My stupid Lenovo “Thinkpad” UEFI doesnt have a real F12 devices menu.
It just shows registered UEFI targets that can be booted.
This is pretty catastrophic, somehow I got Fedora and Windows installed, but thats it. If something breaks, I am in trouble. I cant do a memtest86 even though I think my RAM is faulty.
So in Linux, is there a way to add an UEFI entry to boot just any USB stick?

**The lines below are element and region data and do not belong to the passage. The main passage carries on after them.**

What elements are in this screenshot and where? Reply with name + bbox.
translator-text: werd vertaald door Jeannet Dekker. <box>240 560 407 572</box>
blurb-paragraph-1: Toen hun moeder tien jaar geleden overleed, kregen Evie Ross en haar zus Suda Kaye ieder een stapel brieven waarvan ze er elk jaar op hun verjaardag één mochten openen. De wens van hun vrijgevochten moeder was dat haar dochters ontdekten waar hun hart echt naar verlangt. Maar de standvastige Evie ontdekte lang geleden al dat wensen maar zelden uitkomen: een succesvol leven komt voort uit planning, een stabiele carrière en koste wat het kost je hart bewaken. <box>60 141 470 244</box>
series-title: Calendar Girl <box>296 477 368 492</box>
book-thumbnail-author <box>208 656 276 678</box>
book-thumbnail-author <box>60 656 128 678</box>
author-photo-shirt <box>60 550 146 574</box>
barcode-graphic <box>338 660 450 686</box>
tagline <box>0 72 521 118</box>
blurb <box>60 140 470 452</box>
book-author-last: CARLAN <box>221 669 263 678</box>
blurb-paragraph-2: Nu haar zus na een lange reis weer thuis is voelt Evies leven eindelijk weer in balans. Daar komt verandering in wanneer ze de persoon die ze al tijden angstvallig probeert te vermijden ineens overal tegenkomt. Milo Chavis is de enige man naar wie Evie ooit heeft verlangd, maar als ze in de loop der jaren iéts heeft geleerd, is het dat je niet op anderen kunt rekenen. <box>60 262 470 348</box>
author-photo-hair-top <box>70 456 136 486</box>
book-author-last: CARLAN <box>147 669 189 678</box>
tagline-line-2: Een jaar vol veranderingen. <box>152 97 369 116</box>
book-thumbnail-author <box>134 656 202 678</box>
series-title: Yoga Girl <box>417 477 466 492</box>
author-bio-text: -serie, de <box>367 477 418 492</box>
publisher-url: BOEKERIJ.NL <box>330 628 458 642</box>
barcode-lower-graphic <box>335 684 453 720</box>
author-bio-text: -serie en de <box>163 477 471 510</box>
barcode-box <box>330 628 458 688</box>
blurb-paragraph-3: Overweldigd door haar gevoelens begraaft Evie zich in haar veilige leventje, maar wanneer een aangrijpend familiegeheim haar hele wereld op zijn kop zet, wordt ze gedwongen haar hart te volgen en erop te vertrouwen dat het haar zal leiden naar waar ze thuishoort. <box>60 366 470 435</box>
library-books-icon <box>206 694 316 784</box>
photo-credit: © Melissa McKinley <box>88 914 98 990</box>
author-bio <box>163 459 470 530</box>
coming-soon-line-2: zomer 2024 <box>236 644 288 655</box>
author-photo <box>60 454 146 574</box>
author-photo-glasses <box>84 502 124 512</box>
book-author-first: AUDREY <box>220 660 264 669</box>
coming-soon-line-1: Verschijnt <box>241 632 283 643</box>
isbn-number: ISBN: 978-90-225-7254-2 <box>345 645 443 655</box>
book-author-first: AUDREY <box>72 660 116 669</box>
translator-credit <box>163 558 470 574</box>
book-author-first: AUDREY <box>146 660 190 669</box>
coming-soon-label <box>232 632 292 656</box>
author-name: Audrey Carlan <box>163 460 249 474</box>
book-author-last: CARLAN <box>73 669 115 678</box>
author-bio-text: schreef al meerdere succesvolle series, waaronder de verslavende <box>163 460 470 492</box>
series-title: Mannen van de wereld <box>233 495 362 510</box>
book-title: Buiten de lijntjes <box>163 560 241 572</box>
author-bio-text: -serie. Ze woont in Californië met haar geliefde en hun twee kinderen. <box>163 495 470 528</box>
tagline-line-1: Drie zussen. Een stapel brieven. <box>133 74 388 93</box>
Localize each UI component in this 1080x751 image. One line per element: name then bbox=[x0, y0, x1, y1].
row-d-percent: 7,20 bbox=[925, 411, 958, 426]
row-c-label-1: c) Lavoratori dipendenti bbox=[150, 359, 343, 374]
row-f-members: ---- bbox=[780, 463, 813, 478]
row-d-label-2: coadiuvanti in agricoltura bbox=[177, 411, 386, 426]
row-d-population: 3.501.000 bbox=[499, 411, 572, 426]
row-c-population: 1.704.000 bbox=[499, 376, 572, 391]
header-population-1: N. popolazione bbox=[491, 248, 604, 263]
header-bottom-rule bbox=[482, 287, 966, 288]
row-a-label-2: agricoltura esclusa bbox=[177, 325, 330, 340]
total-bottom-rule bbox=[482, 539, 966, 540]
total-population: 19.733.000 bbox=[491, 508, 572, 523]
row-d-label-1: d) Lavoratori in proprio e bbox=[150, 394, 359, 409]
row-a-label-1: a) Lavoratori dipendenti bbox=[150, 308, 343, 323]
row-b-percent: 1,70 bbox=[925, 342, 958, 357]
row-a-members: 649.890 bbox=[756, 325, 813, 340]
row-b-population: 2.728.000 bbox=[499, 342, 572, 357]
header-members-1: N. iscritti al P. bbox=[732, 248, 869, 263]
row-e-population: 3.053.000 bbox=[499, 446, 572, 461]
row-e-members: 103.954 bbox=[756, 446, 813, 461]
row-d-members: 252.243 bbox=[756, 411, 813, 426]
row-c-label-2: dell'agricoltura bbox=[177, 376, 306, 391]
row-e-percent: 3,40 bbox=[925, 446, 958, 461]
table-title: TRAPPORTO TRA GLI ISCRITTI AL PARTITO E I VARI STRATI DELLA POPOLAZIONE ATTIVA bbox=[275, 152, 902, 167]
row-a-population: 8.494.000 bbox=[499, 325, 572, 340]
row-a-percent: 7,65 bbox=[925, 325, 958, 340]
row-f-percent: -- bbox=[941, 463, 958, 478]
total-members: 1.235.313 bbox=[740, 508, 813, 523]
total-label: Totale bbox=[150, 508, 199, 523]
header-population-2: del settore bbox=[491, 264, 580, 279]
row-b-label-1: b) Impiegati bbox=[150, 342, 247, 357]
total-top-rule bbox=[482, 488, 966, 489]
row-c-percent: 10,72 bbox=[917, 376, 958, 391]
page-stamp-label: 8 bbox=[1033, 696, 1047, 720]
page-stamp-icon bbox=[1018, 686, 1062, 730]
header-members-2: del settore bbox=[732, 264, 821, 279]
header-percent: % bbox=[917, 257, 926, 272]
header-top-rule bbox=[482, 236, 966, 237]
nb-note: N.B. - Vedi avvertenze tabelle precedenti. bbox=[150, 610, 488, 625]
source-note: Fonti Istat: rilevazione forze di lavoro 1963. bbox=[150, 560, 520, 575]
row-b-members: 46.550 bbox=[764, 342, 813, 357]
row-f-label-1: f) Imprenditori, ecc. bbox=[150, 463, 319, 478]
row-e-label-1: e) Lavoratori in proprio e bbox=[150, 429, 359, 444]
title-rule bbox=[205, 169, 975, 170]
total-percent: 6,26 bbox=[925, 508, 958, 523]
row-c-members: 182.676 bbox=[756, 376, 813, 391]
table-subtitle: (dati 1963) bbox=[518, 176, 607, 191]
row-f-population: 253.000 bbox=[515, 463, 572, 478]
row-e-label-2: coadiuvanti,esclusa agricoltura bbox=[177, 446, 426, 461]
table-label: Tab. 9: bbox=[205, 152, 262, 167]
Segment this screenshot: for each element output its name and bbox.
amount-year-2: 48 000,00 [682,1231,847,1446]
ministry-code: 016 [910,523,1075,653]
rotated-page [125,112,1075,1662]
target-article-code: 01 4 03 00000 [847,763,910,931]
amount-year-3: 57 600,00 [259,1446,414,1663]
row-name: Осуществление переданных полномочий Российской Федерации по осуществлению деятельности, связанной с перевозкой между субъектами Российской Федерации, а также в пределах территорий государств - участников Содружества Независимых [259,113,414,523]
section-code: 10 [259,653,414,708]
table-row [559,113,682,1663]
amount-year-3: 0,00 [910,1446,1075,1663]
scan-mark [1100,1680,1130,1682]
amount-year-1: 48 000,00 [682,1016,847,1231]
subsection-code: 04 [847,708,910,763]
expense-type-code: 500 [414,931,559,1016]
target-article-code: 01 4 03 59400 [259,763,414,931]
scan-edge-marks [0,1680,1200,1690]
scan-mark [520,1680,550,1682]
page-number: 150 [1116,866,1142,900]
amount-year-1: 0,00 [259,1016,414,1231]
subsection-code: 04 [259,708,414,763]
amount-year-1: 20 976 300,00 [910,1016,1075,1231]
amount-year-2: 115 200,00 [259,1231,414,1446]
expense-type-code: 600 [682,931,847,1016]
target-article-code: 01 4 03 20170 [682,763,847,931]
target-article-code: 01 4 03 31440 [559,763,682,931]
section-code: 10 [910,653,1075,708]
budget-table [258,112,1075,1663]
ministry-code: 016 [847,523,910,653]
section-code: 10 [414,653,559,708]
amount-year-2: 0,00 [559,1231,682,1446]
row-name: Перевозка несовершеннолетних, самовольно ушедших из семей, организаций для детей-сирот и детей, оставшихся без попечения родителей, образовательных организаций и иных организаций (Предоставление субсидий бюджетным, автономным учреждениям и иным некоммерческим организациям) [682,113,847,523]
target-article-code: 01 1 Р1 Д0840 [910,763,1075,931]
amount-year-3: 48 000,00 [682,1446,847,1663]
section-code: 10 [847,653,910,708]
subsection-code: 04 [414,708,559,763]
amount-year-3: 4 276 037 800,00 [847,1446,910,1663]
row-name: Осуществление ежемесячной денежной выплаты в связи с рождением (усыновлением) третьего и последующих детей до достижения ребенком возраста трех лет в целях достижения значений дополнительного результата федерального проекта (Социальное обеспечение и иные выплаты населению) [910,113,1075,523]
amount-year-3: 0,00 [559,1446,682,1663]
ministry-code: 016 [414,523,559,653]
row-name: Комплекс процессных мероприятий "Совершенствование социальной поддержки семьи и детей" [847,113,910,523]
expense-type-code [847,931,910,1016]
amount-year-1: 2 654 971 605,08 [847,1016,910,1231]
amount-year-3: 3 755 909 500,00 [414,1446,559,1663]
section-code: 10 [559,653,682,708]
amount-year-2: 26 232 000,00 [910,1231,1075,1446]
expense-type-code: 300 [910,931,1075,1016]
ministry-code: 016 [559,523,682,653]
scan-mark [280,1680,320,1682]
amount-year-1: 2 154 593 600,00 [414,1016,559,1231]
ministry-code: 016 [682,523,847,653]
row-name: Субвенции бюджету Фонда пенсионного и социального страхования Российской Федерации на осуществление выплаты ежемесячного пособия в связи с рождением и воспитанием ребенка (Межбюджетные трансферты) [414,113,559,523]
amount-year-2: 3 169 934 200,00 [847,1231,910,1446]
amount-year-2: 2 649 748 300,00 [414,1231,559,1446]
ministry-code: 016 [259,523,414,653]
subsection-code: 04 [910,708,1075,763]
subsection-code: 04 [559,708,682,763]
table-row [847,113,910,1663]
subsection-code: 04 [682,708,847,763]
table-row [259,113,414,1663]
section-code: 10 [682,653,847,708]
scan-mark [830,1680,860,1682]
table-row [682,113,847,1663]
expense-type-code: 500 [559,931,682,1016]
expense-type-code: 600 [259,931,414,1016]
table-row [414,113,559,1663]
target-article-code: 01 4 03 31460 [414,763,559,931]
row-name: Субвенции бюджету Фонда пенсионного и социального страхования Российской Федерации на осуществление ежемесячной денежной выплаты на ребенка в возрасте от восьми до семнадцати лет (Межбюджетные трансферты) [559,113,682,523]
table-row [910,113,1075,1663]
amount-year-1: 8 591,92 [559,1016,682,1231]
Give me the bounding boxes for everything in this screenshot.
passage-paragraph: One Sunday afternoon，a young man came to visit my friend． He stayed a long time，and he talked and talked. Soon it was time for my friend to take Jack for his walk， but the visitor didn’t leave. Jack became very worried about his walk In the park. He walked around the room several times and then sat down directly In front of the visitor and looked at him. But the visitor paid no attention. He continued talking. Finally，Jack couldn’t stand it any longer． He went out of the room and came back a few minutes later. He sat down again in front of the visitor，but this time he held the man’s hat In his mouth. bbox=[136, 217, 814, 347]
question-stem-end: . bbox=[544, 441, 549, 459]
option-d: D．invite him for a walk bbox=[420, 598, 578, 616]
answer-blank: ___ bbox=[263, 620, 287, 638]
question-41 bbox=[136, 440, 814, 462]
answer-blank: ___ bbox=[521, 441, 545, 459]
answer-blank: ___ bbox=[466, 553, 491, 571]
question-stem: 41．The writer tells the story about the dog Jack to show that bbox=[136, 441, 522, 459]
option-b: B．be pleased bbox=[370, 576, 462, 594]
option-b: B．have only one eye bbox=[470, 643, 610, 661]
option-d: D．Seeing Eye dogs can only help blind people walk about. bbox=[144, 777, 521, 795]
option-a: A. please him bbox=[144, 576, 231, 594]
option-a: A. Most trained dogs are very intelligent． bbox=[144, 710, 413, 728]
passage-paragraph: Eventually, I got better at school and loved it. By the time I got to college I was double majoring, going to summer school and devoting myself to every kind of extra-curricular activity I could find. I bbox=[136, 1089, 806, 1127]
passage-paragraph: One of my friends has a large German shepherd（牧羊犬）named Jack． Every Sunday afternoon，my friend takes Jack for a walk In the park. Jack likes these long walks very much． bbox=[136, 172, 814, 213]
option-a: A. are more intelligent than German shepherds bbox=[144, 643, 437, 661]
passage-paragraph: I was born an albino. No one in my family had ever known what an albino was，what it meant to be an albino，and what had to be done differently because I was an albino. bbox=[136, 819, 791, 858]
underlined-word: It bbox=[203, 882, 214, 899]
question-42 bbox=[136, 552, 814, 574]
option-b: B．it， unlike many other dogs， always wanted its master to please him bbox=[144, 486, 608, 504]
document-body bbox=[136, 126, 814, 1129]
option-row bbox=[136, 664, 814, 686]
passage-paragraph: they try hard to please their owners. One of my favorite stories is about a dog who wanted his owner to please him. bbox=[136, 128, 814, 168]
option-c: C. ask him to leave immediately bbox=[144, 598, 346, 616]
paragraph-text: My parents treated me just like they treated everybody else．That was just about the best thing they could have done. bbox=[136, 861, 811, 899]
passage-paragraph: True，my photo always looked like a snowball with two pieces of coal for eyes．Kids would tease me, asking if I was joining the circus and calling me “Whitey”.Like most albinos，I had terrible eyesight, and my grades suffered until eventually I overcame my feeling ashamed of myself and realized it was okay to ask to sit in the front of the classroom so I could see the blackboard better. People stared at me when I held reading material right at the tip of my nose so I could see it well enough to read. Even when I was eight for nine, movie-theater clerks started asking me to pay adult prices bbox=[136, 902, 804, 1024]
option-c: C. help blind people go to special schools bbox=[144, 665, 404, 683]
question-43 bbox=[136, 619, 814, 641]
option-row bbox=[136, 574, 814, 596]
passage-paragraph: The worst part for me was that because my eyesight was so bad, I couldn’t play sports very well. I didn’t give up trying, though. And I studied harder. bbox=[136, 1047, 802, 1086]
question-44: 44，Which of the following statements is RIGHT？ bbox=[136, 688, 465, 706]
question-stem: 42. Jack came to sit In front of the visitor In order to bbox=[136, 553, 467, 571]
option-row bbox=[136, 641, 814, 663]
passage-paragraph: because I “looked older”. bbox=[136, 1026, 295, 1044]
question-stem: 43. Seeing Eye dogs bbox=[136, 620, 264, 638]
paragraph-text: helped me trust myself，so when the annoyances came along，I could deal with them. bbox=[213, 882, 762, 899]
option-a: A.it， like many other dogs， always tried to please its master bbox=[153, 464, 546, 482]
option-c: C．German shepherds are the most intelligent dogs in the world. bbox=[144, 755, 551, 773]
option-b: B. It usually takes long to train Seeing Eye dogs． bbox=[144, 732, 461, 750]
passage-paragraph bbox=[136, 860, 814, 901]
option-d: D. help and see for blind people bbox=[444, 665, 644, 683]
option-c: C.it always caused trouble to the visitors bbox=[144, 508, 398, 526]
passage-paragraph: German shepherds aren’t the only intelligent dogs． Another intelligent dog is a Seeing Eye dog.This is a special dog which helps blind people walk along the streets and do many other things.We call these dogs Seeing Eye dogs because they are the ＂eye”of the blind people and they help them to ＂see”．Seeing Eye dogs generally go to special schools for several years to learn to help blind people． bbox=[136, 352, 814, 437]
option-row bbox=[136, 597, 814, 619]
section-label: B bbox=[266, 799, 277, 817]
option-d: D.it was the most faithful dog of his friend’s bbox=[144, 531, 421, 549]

Or to boot a specific one, like with Ventoy on it?
Thanks!
You can look into using
efibootmgr
to create UEFI boot entriesDon’t you have an option to boot from usb in the BIOS?
Note that accessing the boot menus is not always with F12. Sometimes it’s also ESC, F1, F2 or DEL. You should try those.
or F11
If you have UEFI enabled, probably you also have secure boot. I did a script to create a usb pendrive that works with UEFI and Secure Boot, you can boot a liveusb Debian, Ubuntu or clonezilla at the moment
https://github.com/kabutor/liveusb
Edit: but I don’t think you can run memtestx86, last time I checked don’t have uefi support
When asking help with your laptop, not providing your laptop’s model number is a great way to not get proper help.
True. Its a Thinkpad T495
But what I meant is that I am pretty sure there is no secret setting, but that I simply need to fix it otherwise, like with rEFInd or something like that
Huh? Every ThinkPad I’ve had let’s me boot to a USB drive. Check your bios settings something is off, unless it’s through a company and they have it specifically disabled.
Not that one. Not from a company too. Maybe only using legacy only will solve this.
What model?
Thinkpad t495 amd
I’m not seeing anything that would be preventing this from showing up in the BIOS, is the USB drive formatted GPT? Does it recognize on any other computers? It may just be that it’s not discovering the EFI file. Also check Startup > Boot > Excluded from Boot Priority Order, but this shouldn’t matter for the F12 menu.
Some random thing fixed this. Maybe me nearly resetting my BIOS and then quitting? Or Windows attempting some “disk repair” again? Its showing devices now, since like half a year, its completely weird
rEFInd can auto-detect bootable devices, and you can select them during startup. You need to install it to the efi partition as your boot manager.
With a simple config edit and file copy operation, I put a memtest86 efi image on my boot partition, and it shows up as an option for every boot. It’s nice to know I won’t have to fumble around with USB drives if I need to test my RAM in the future.
Thats awesome! But sounds pretty hacky… so I would remove grub and use refind instead?
Fedora Kinoite is built for Grub afaik, with the deployments and all. Not wanting to destroy that really…
You can also chain rEFInd to GRUB if you don’t want to mess with that.